March to the Brazos was the largest and most successful student-led fundraiser for the March of Dimes in the United States, and raised over $1.5 million between 1977 and 2007. The annual event is organized and comprised completely of members of the Corps of Cadets at Texas A&M University. In the spring semester, the cadets conduct a 18 mi round-trip road march starting from their dorms in the Quadrangle, through the main campus and the west campus to Texas A&M's Animal Science Teaching, Research & Extension Complex (ASTREC) near the east bank of the Brazos River. After the first leg of the march, cadets participate in various competitions (tug-of-war, relay races, etc.), eat lunch, and unofficially transfer ranks for the following school year. The day concludes with the march back under the leadership of the next class, while the class of the current year rides buses back to campus.

==History==
On April 1, 1908, the cadets of Texas A&M College—who had been on strike in protest of Henry Hill Harrington, president of the college—did not attend class on that day, as it was traditionally treated as a holiday by the students. This action, along with other April Fool's Day pranks, was becoming a little too regular an occurrence for the Commandant. The next year, the Commandant issued General Order No. 27, and began what became known as the “Hike to the Brazos.” This eventually was dubbed the “March to the Brazos.” The hike originated in 1909 and was held March 31 through April 1 to generally keep the cadets from playing April Fool's jokes on each other and their instructors. This tradition was held annually until 1912 at which point it was discontinued.

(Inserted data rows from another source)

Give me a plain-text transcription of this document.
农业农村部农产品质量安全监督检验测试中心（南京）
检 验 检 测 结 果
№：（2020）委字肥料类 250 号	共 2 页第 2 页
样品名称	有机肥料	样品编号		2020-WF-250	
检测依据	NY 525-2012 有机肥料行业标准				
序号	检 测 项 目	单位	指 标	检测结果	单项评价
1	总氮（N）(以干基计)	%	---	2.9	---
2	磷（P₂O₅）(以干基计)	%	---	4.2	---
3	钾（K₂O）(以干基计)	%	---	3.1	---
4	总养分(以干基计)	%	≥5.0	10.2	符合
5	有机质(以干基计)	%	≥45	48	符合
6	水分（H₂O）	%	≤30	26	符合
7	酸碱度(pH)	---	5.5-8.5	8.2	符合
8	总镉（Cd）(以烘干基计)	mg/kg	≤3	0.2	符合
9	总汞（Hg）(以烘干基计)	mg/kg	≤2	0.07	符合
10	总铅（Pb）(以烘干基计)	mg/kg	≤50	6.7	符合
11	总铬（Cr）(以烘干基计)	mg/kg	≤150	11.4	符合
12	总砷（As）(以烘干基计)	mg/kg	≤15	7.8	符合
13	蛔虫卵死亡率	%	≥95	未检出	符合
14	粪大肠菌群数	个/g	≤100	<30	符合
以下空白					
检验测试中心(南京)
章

March to the Brazos was revived in 1977 when cadet leadership saw the natural tie between March to the Brazos and the March of Dimes. This special partnership was seen as a way to build Corps spirit and also benefit a worthwhile charity. From 1977 through 2003, the event raised a total of $1.3 million, with $130,000 raised in 2003 alone. March to the Brazos is the largest and most successful student-led fundraiser for the March of Dimes in the United States.

==Charity work==
Each school year, the Corps raises money through door-to-door collections (residents and businesses), Fill-the-Boot (senior cadet boot) collections at local businesses, and donations from friends and family members (locally and in their hometowns). Additional efforts include doing a mail out to cadet referrals, involving former students, and engaging corporate sponsors. During the 28 years from 1977 to 2004, the Corps has raised over $1.5 million for the March of Dimes, whose mission is to improve the health of babies by preventing birth defects and infant mortality. In 2005, cadets raised just over $142,041.37. In 2019, it was decided by the cadets that the funds they raised prior to March to Brazos would go to local charities that benefit the Brazos Valley community. Those charities included the local Habitat for Humanity, Brazos Valley Food Bank, Twin City Mission, and Scotty's House.